Micah Farias is still holding out hope that the Chargers will move to the L.A. area. The 29-year-old was on a college trip to San Diego when it hit him: His hometown didn’t have an NFL team. The Downey native is part of what he calls a “skipped” generation of Angelenos who nearly missed football altogether.
Farias, co-founder and editor of the “Los Angeles Area Chargers Fans” Facebook group, said he fell in love with the Bolts after watching a classic Chargers-Raiders rivalry game.
To him, the Chargers “basically represent Southern California.” The team played in Los Angeles in 1960 before moving to San Diego in 1961.
But that’s only part of the reason Farias says they’re the best fit for L.A.:
Angelenos have watched the Chargers on local television for years -- when the games aren't blacked out due to low attendance, and he said that anytime he drives down the 405 Freeway to a game, he passes car after car plastered with lightning bolts.
“I root for the home team,” Farias said. “They were always the home team for me.”
The Rams “are” Southern California to Tom Bateman’s twin brother, Dennis, who helps run the Bring Back the Los Angeles Rams Facebook page. Their arrival helped football grow on the West Coast, nudged along desegregation efforts and filled the Coliseum for years, he said.
The team had local players, exciting helmets and colors that looked great on television, he said.
“There are so many firsts that people don’t know about,” Bateman, 44, said. “They have 49 years of history to build on.”

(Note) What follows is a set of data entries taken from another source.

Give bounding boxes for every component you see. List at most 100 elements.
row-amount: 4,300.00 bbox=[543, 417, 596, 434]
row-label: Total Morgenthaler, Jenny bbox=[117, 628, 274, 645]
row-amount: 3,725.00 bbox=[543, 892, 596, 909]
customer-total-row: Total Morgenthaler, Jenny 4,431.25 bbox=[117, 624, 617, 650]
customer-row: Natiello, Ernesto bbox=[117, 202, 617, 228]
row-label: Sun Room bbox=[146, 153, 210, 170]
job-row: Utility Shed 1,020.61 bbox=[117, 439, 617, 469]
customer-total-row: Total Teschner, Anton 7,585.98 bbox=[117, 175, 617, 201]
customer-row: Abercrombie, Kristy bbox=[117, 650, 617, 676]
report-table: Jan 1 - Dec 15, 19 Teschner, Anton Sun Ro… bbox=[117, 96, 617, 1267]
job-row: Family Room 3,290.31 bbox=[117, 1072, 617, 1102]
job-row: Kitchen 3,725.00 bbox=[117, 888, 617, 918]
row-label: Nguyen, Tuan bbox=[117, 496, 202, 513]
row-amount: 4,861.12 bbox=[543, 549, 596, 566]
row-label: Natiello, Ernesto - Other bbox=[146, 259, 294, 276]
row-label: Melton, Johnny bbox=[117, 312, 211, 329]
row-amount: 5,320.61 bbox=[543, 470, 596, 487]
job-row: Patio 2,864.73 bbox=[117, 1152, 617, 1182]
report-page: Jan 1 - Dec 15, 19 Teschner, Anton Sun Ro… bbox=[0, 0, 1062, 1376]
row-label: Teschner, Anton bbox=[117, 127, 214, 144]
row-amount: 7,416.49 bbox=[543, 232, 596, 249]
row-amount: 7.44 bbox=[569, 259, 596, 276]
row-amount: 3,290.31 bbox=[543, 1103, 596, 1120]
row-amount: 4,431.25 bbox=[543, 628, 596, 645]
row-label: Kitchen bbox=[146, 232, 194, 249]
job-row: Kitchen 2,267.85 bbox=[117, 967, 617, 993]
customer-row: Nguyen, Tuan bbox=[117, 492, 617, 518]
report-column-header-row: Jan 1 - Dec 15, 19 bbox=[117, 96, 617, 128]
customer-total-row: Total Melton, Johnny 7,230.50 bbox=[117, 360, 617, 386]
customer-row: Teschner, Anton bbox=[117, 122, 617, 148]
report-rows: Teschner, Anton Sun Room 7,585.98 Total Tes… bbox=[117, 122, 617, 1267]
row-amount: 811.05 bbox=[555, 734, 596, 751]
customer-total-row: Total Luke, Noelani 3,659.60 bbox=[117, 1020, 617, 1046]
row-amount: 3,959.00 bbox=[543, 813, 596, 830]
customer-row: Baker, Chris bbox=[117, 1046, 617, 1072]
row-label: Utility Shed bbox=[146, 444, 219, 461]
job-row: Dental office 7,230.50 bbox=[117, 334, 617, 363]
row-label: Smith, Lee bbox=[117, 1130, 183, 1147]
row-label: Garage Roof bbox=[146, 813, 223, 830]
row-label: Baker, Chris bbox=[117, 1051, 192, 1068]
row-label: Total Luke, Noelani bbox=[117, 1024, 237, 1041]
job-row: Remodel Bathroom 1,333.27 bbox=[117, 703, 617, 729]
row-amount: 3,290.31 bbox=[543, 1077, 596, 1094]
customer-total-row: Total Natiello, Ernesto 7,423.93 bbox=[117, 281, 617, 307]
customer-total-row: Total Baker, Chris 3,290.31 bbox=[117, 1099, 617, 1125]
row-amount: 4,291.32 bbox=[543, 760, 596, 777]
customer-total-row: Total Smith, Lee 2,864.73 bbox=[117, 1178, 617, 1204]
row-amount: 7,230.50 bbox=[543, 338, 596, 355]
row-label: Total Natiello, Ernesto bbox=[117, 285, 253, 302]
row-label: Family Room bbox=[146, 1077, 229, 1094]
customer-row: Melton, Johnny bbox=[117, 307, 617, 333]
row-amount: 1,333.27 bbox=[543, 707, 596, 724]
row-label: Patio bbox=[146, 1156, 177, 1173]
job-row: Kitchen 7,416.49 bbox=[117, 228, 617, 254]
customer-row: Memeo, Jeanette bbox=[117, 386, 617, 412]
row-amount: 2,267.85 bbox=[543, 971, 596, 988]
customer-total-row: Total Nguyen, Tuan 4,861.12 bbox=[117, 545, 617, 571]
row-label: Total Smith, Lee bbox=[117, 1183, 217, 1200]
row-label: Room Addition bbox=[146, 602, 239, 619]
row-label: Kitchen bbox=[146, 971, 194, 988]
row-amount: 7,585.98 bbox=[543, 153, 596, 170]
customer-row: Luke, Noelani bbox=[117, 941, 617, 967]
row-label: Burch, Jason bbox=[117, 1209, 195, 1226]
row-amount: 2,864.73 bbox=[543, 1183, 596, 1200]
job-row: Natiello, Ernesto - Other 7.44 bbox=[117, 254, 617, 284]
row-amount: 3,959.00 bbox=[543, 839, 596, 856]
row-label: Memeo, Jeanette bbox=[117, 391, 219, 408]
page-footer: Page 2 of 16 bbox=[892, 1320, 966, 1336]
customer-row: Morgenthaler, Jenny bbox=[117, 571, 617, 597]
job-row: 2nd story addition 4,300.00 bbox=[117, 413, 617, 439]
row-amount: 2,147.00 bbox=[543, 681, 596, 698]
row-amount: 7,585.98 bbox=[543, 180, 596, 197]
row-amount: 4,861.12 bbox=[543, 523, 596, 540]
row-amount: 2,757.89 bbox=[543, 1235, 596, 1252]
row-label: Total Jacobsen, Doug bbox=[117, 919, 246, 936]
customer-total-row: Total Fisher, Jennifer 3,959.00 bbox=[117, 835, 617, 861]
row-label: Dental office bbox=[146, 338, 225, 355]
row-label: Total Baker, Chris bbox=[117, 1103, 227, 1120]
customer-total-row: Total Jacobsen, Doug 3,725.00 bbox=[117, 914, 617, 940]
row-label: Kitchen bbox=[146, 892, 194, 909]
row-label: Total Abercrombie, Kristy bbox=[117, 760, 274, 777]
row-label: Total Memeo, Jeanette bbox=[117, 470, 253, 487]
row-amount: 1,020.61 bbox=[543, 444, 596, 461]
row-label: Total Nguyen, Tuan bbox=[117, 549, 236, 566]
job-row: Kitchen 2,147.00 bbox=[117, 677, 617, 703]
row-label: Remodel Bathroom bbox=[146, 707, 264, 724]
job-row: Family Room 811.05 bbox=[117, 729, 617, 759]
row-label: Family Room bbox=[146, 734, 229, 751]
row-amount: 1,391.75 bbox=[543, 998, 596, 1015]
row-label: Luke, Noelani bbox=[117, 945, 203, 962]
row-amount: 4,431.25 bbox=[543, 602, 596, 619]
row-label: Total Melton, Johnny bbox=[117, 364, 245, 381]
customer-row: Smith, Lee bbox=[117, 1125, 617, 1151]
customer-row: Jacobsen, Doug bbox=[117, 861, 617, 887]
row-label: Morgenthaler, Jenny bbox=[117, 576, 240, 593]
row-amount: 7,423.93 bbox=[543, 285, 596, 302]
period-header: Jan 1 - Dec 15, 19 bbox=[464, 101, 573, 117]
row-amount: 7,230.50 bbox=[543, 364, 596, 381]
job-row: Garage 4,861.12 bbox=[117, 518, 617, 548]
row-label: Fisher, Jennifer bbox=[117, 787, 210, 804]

When Dennis Bateman graduated from Marine boot camp in October 1989, his dad asked what he wanted to do.
“It was my first taste of freedom and I said: ‘I want to see my Rams play,’” Bateman said.
So he did. And his team beat the Atlanta Falcons to improve to 5-0 and become the only undefeated team in the league to that point in the season.
Decades later, Bateman said, he still remembers the feeling -- it was better than going to Disneyland as a child.
Staff writers Emily Alpert Reyes and David Zahniser contributed to this report.